Une « atteinte grave à l'indépendance de la justice et à la dignité du magistrat ». La condamnation est sans appel. L’Union des magistrats du Sénégal (UMS) a vigoureusement protesté contre l’autorité judiciaire qui a décidé de sanctionner le président du tribunal départemental de Podor en l’occurrence Ngor Diop qui a fait condamner un chef religieux.
Une décision qui lui a valu d’être affecté à la Cour d'appel de Thiès en qualité de conseiller, par la procédure de consultation à domicile prévue par l’article 6 de la loi n° 2017-11 portant organisation et fonctionnement du Conseil supérieur de la Magistrature.
Mais pour l’UMS, « l’affectation du M. Ngor Diop n’aurait jamais dû intervenir par cette voie. Par ailleurs, aux termes de l’article 6 du statut des magistrats, « En dehors des sanctions disciplinaires du premier degré, ils ne peuvent recevoir une affectation nouvelle, même par voie d’avancement, sans leur consentement préalable, sous réserve des dispositions des articles 90 et suivants de la présente loi organique. Toutefois, lorsque les nécessités du service l’exigent, les magistrats du siège peuvent être provisoirement déplacés par l’autorité de nomination, après avis conforme et motivé du Conseil supérieur de la Magistrature spécifiant lesdites nécessités de service ainsi que la durée du déplacement », relève l’UMS dans un communiqué reçu.
Qui précise : « sous réserve du cas de nécessités de service clairement spécifiées, tout magistrat du siège doit donner son consentement préalable pour pouvoir être déplacé. N’ayant pas été consulté, M. Diop ne pouvait être affecté qu’à la condition que les nécessités de services aient été dûment spécifiées, ce qui, en l'espèce, n'a pas été le cas. D'ailleurs, comment prétendre justifier par des nécessités de service l'affectation de ce magistrat à la Cour d’appel de Thiès alors qu’il est remplacé par un membre de cette même Cour ? ».
L’UMS, dans le même document rejette aussi bien le fond que la forme de cette décision. Elle rappelle que quelques semaines avant le déclenchement de cette procédure de consultation à domicile, le président Ngor Diop avait placé sous mandat de dépôt un dignitaire religieux poursuivi pour des faits répétés et reconnus de dévastation de récolte, menaces et voies de fait. Malgré de multiples interventions, il a refusé de libérer le prévenu qui a finalement écopé d’une peine de sursis à l'issue de son audience. « Dès lors, la proposition d’affectation, intervenue juste après, n'est, en définitive, qu’une mesure de représailles prise contre un magistrat qui a entendu agir conformément à son serment, en toute indépendance. Ceci nous paraît inacceptable ! », condamnent Souleymane Téliko et Cie.

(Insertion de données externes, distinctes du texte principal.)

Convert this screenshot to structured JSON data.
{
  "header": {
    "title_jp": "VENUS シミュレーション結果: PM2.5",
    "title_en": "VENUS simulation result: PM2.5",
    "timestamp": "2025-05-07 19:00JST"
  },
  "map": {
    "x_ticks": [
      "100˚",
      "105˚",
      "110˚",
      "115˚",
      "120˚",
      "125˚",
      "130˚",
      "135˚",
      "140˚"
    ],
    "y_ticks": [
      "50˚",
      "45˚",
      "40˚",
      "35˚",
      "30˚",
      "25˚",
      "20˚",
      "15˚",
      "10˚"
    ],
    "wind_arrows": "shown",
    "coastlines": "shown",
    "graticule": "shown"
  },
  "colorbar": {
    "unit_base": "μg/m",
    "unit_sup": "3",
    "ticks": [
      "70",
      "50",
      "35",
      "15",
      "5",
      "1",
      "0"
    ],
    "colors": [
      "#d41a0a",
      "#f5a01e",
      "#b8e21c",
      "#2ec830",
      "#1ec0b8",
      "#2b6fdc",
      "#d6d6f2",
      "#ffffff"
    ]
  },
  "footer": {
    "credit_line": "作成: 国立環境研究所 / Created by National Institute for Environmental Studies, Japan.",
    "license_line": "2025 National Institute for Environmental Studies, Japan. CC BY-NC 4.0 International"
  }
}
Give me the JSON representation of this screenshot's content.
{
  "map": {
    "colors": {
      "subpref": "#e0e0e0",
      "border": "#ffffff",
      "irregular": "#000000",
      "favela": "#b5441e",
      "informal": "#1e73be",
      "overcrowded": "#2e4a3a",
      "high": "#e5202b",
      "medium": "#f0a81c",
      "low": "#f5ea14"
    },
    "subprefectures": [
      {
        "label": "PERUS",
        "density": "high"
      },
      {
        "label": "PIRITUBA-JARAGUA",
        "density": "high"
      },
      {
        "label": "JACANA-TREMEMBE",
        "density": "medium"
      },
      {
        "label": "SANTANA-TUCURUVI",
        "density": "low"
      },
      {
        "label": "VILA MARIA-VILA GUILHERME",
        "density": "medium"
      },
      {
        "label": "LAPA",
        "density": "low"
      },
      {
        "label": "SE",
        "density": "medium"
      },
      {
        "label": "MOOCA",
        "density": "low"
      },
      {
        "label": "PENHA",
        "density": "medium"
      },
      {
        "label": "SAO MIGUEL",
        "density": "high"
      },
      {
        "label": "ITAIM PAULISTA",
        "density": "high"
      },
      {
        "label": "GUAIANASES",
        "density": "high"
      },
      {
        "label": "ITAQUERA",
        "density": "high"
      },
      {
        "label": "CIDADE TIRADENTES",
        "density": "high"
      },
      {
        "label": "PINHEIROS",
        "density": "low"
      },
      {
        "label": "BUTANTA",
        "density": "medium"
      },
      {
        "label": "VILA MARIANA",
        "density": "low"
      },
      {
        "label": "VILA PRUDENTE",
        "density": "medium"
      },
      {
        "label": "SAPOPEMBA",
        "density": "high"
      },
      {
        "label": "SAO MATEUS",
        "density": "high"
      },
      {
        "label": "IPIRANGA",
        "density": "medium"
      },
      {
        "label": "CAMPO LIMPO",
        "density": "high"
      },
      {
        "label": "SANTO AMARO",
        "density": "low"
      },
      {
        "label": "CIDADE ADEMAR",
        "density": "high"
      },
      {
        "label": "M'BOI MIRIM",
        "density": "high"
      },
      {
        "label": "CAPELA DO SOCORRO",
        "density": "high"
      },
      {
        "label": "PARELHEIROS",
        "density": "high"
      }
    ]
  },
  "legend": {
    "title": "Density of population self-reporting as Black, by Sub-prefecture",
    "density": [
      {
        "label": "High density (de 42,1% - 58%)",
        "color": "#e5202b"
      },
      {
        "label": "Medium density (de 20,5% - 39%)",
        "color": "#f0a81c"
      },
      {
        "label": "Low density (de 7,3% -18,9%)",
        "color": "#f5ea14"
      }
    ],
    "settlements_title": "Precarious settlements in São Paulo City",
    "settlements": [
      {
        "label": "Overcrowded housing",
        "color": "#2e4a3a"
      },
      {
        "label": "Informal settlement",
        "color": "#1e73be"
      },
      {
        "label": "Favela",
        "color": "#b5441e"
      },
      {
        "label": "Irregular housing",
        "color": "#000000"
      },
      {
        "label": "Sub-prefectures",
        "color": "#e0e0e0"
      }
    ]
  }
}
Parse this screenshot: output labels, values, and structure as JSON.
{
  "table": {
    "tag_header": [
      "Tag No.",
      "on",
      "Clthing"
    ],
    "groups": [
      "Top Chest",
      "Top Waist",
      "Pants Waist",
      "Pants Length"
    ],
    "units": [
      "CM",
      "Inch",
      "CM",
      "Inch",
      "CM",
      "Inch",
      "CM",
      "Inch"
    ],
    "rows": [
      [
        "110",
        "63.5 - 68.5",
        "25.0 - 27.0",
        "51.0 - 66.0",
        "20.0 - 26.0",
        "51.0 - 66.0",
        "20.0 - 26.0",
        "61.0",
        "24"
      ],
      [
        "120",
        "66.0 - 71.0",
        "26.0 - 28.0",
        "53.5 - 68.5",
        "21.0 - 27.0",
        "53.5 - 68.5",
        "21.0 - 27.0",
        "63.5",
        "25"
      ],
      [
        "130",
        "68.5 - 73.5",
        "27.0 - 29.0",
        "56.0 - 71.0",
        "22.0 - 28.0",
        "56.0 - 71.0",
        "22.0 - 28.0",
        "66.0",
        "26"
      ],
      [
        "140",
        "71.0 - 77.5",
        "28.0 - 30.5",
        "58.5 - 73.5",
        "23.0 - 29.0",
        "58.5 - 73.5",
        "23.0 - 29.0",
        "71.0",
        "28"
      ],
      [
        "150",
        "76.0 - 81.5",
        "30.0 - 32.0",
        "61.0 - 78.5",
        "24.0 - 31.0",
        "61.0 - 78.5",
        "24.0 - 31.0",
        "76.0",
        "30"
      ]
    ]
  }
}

L'UMS dénonce un recul et des acquis remis en cause. « A la suite de l'usage abusif de la procédure de consultation à domicile à la laquelle on a assisté par le passé, les engagements de l'ancien Garde des Sceaux, M. Ismael Madior Fall, et la pratique du CSM nous avaient fait penser que le respect de la lettre et de l'esprit de cette procédure était devenu un acquis. Nous sommes désolés de constater que sur ce point, un recul est en train de se dessiner, au grand dam des magistrats. L’affectation de M. Ngor Diop, qui n'a même pas comptabilisé deux ans à son poste de président de juridiction pour avoir été nommé en novembre 2018, constitue l'illustration parfaite de la précarité tant décriée, du statut du magistrat dans notre pays. Le Bureau exécutif de l’UMS apporte tout son soutien au collègue Ngor Diop, connu pour sa rigueur et sa haute conscience professionnelle. D'ores et déjà, il condamne fermement ce procédé, qui constitue une atteinte grave à l'indépendance de la justice et à la dignité du magistrat et, en accord avec l'intéressé, a pris la décision ferme de saisir la juridiction compétente pour solliciter l'annulation pure et simple de ce décret illégal ».